Editor’s Note: Each week we cross-post an excerpt from Katrina vanden Heuvel’s column at the WashingtonPost.com. Read the full text of Katrina’s column here.
At least they had the decency to wait twenty-four hours.
Last Tuesday, following the international day honoring the disabled, thirty-eight Senate Republicans voted down the United Nations Convention on the Rights of Persons With Disabilities. With former Senate majority leader and disabled WWII veteran Bob Dole silently beseeching them from his wheelchair, Dole’s fellow Republicans railed against “cumbersome regulations” that could threaten American “sovereignty.”

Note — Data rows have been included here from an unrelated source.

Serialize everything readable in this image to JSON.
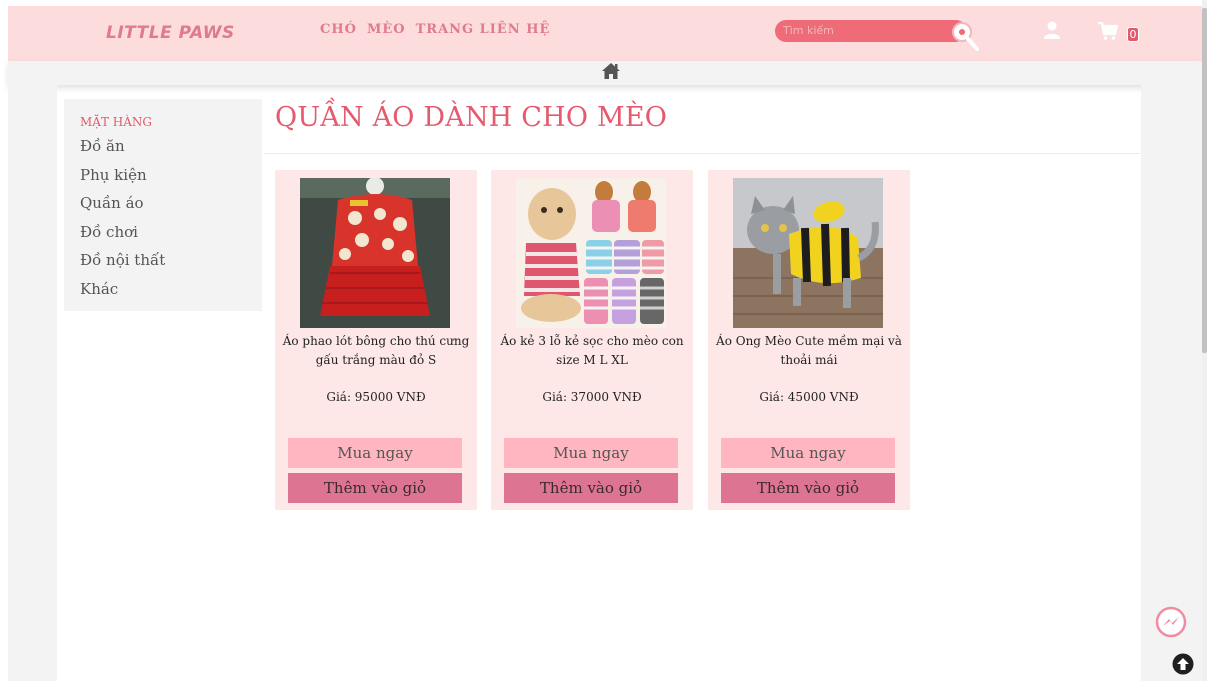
{
  "header": {
    "logo": "LITTLE PAWS",
    "nav": [
      "CHÓ",
      "MÈO",
      "TRANG LIÊN HỆ"
    ],
    "search_placeholder": "Tìm kiếm",
    "cart_count": "0"
  },
  "sidebar": {
    "title": "MẶT HÀNG",
    "items": [
      "Đồ ăn",
      "Phụ kiện",
      "Quần áo",
      "Đồ chơi",
      "Đồ nội thất",
      "Khác"
    ]
  },
  "main": {
    "title": "QUẦN ÁO DÀNH CHO MÈO",
    "products": [
      {
        "name": "Áo phao lót bông cho thú cưng gấu trắng màu đỏ S",
        "price": "Giá: 95000 VNĐ",
        "buy_label": "Mua ngay",
        "cart_label": "Thêm vào giỏ"
      },
      {
        "name": "Áo kẻ 3 lỗ kẻ sọc cho mèo con size M L XL",
        "price": "Giá: 37000 VNĐ",
        "buy_label": "Mua ngay",
        "cart_label": "Thêm vào giỏ"
      },
      {
        "name": "Áo Ong Mèo Cute mềm mại và thoải mái",
        "price": "Giá: 45000 VNĐ",
        "buy_label": "Mua ngay",
        "cart_label": "Thêm vào giỏ"
      }
    ]
  },
  "colors": {
    "header_bg": "#fcdcdc",
    "accent": "#e05a6b",
    "card_bg": "#fde7e7",
    "buy_button": "#ffb6c1",
    "cart_button": "#dd7592"
  },
  "icons": [
    "search-icon",
    "user-icon",
    "cart-icon",
    "home-icon",
    "messenger-icon",
    "scroll-top-icon"
  ]
}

No matter that Democratic Senator John Kerry patiently and eloquently explained that the treaty would in no way impact US law but merely encourage other countries to adopt our own standards and make life easier for disabled Americans abroad. Or that the treaty—signed by 154 countries and ratified by 126—was modeled on the landmark Americans With Disabilities Act, a billchampioned by Dole and signed into law by President George H.W. Bush. Or that the treaty itself was drawn up by that notorious UN-hugger George W. Bush. Or even that eight Republican senators voted to ratify it, including increasingly rabid Obama foreign policy critic John McCain, who listed two dozen supportive veterans organizations before noting that the treaty was about “American leadership in the world.”